Вернемся к слонам Тули – вопрос «браковать или не браковать» часто обсуждается в кругах землевладельцев. К счастью, международный запрет на торговлю слоновой костью устранил финансовую мотивацию «выбраковки» слонов Тули, а «оправдание», с экологической точки зрения, самоустраняется, если поверить в философию Дафны Шелдрик. Как я уже упоминал, она открыла мне глаза и просветила насчет потребностей детенышей слонов.
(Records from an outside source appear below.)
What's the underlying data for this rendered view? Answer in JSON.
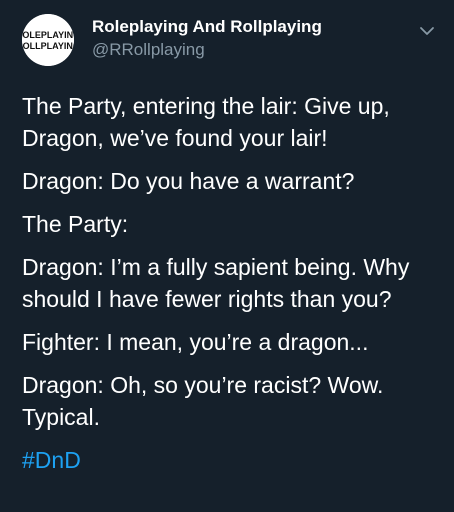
{
  "user": {
    "display_name": "Roleplaying And Rollplaying",
    "handle": "@RRollplaying",
    "avatar_text_line1": "ROLEPLAYING",
    "avatar_text_line2": "ROLLPLAYING",
    "avatar_icon": "logo-wordmark"
  },
  "menu_icon": "chevron-down-icon",
  "tweet": {
    "lines": [
      "The Party, entering the lair: Give up, Dragon, we’ve found your lair!",
      "Dragon: Do you have a warrant?",
      "The Party:",
      "Dragon: I’m a fully sapient being. Why should I have fewer rights than you?",
      "Fighter: I mean, you’re a dragon...",
      "Dragon: Oh, so you’re racist? Wow. Typical."
    ],
    "hashtag": "#DnD"
  },
  "colors": {
    "background": "#15202b",
    "text": "#ffffff",
    "secondary_text": "#8899a6",
    "link": "#1da1f2"
  }
}
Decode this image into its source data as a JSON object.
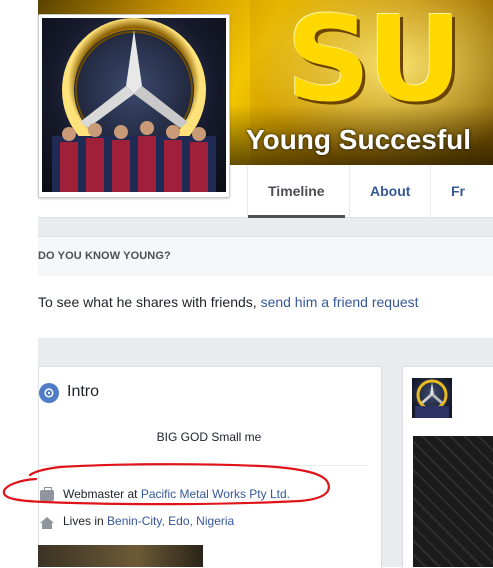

Это стало частью моей общей «переподготовки». Поскольку я долго работал в условиях юга Африки, мне внушали, что «манипулирование» дикой природой – вещь нужная и необходимая. А когда есть только одно мнение и нет возможности выслушать другую сторону, поневоле поверишь. А Дафна Шелдрик открыла глаза на многое.

В настоящее время слоны Тули осваивают куда большую территорию, нежели заповедники на территории Ботсваны и Зимбабве общей площадью 1200 км2, – идет реколонизация ими территорий, где когда-то жили их предки и откуда они, преследуемые людьми, уходили в Тули. Инспекции слоновьих стад с воздуха, проводимые в последние десять лет, показали, что за это время число слонов на ботсванской части территории Тули не возросло, а держится постоянно на уровне около шестисот пятидесяти.